Panik erfasste ihn, während er vergeblich versuchte, den Angreifer abzuschütteln. Ihm wurde schwindlig, und der Kopf begann zu dröhnen, als die letzte Luft aus dem Brustkorb entwich. Dann merkte er, dass einer seiner Arme unter dem Harnisch eingeklemmt war. In einer plötzlichen Eingebung benutzte er ihn als Hebel, warf sich mit einem Ruck auf den Rücken und begrub den zappelnden Dämon unter dem Gewicht seiner Rüstung.

Lange, köstliche Augenblicke lang lag er einfach da, atmete stoßweise und rieb sich den Schlamm aus den Augen. Er rief das Einhorn laut um Hilfe, aber es antwortete nicht. Der Dämon trommelte mit plumpen Fäusten wütend auf die Rüstung ein, und dann tastete eine Klauenhand nach oben und schnellte Rupert ins Gesicht. Ein schmerzerfülltes Stöhnen entrang sich seiner Brust, als die Krallen wie Messer den Wangenknochen entlangfuhren. Er versuchte verzweifelt, sein Schwert zu erreichen. Der Dämon nutzte die Bewegung, um sich unter ihm hervorzuwinden. Rupert rollte rasch zur Seite, packte sein Schwert und schaffte es, trotz des saugenden Morasts auf die Beine zu kommen. Das Gewicht seiner Rüstung machte jede Bewegung zu einer Qual, und Blut strömte ihm über Gesicht und Hals, während er wankend vor dem geduckten Dämon stand.

Sein Gegenüber hätte trotz seines grotesk verzerrten Äußeren in fast allem als Mensch durchgehen können, aber ein Blick in die hungrigen pupillenlosen Augen gab das Böse preis, das sich in ihm verbarg. Dämonen töteten, um zu leben, und lebten, um zu töten – abgrundtiefe Finsternis, losgelassen auf das Land. Rupert umklammerte sein Schwert fester und zwang sich, in dem Scheusal nichts anderes zu sehen als einen beliebigen Gegner. Der Dämon war stark, schnell und tödlich, aber das konnte Rupert auch von sich behaupten, wenn er einen klaren Kopf behielt. Er musste zunächst einmal dafür sorgen, dass er festen Boden unter die Füße bekam; der glitschige Schlamm verschaffte dem Gegner zu viele Vorteile. Er tat vorsichtig einen Schritt nach vorn; der Dämon fuhr gierig die Klauen aus, und ein breites Grinsen legte zwei Reihen spitzer Sägezähne frei. Rupert zerschnitt mit dem Schwert mehrmals die Luft, und der kalte Stahl schien dem Gegner so viel Respekt einzuflößen, dass er ein Stück zurückwich.

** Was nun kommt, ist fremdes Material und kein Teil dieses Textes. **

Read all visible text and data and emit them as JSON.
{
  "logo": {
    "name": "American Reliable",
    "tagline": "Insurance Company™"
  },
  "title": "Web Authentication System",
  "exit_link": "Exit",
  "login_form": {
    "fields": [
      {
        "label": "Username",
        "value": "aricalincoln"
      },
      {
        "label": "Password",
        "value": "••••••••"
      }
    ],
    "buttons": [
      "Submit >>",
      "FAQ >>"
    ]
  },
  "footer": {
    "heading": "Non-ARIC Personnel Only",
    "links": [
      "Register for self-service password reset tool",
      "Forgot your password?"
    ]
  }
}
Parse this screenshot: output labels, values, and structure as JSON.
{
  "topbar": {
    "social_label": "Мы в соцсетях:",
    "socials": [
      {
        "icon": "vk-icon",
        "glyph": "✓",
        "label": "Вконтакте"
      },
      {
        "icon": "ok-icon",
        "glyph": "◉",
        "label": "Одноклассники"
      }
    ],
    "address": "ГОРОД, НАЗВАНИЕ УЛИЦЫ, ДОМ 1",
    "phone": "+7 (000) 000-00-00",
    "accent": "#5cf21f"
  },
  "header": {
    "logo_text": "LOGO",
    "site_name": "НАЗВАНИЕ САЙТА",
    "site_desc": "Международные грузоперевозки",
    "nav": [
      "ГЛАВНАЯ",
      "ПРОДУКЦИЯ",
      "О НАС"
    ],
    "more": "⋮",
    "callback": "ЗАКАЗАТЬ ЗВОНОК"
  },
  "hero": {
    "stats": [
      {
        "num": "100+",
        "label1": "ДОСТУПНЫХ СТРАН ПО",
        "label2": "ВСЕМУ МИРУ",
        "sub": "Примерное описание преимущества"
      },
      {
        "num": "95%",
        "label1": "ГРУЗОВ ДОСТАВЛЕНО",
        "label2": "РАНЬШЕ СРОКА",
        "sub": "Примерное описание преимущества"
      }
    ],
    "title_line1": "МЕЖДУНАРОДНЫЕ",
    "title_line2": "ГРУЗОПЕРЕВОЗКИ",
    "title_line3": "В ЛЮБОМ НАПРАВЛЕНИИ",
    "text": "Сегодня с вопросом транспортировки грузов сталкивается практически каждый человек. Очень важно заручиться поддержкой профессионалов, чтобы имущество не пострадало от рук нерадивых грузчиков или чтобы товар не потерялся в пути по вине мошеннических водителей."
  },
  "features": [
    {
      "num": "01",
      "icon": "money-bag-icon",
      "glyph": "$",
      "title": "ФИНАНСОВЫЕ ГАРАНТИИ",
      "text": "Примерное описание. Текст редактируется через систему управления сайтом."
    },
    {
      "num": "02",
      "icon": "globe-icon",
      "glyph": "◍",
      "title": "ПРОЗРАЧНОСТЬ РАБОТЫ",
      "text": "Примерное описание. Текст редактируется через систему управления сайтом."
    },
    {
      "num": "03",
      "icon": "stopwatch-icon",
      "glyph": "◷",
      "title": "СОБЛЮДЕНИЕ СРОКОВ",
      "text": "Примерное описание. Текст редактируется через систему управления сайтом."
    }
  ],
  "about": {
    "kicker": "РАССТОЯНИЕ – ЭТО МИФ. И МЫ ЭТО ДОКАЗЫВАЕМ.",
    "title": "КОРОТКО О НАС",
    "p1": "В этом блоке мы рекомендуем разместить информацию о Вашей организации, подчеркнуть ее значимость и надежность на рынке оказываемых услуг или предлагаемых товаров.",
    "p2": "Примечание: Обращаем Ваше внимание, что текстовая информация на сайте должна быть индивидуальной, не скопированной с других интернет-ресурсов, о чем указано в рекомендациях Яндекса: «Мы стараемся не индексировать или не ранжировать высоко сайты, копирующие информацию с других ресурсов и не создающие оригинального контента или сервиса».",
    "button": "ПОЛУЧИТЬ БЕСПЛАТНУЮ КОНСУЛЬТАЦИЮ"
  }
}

Als Rupert auf seiner Suche nach sicherem Untergrund an dem nachtdunklen Geschöpf vorbeispähte, sah er plötzlich etwas, das ihm ein zittriges Lächeln entlockte. Zum ersten Mal hatte er das Gefühl, dass er in dem Kampf Sieger bleiben könnte.

Er packte das Schwert mit beiden Händen, holte tief Luft und rannte dann mit voller Wucht auf den geduckten Dämon zu. Er wusste, dass er ein toter Mann wär, wenn er zu früh stolperte und fiel. Der Dämon tat noch einen Schritt rückwärts, bis er außer Reichweite der Schwertspitze war. Rupert setzte nach, ängstlich darauf bedacht, in dem trügerischen Morast den Halt nicht zu verlieren. Der Dämon grinste und sprang erneut zurück, mitten in das dichte Netz, das den Weg versperrte. Rupert kam schlitternd zum Stehen, holte mit dem Schwert zum Todesstoß aus – und erstarrte entsetzt, als sich die dicken, milchigen Fäden des Netzes um den Dämon wickelten. Der Dämon zerrte wütend an den Strängen und fletschte dann in lautloser Pein die Fänge, als das Netz eine klare, zähe Flüssigkeit absonderte; wo sie zu Boden tropfte, stieg Rauch auf. Angewidert und fasziniert zugleich beobachtete Rupert, wie der matt um sich schlagende Dämon in einem riesigen pulsierenden Kokon verschwand, der ihn von Kopf bis Fuß umhüllte. Die letzten zuckenden Bewegungen erstarben rasch, als das Gespinst sein Mahl verzehrte.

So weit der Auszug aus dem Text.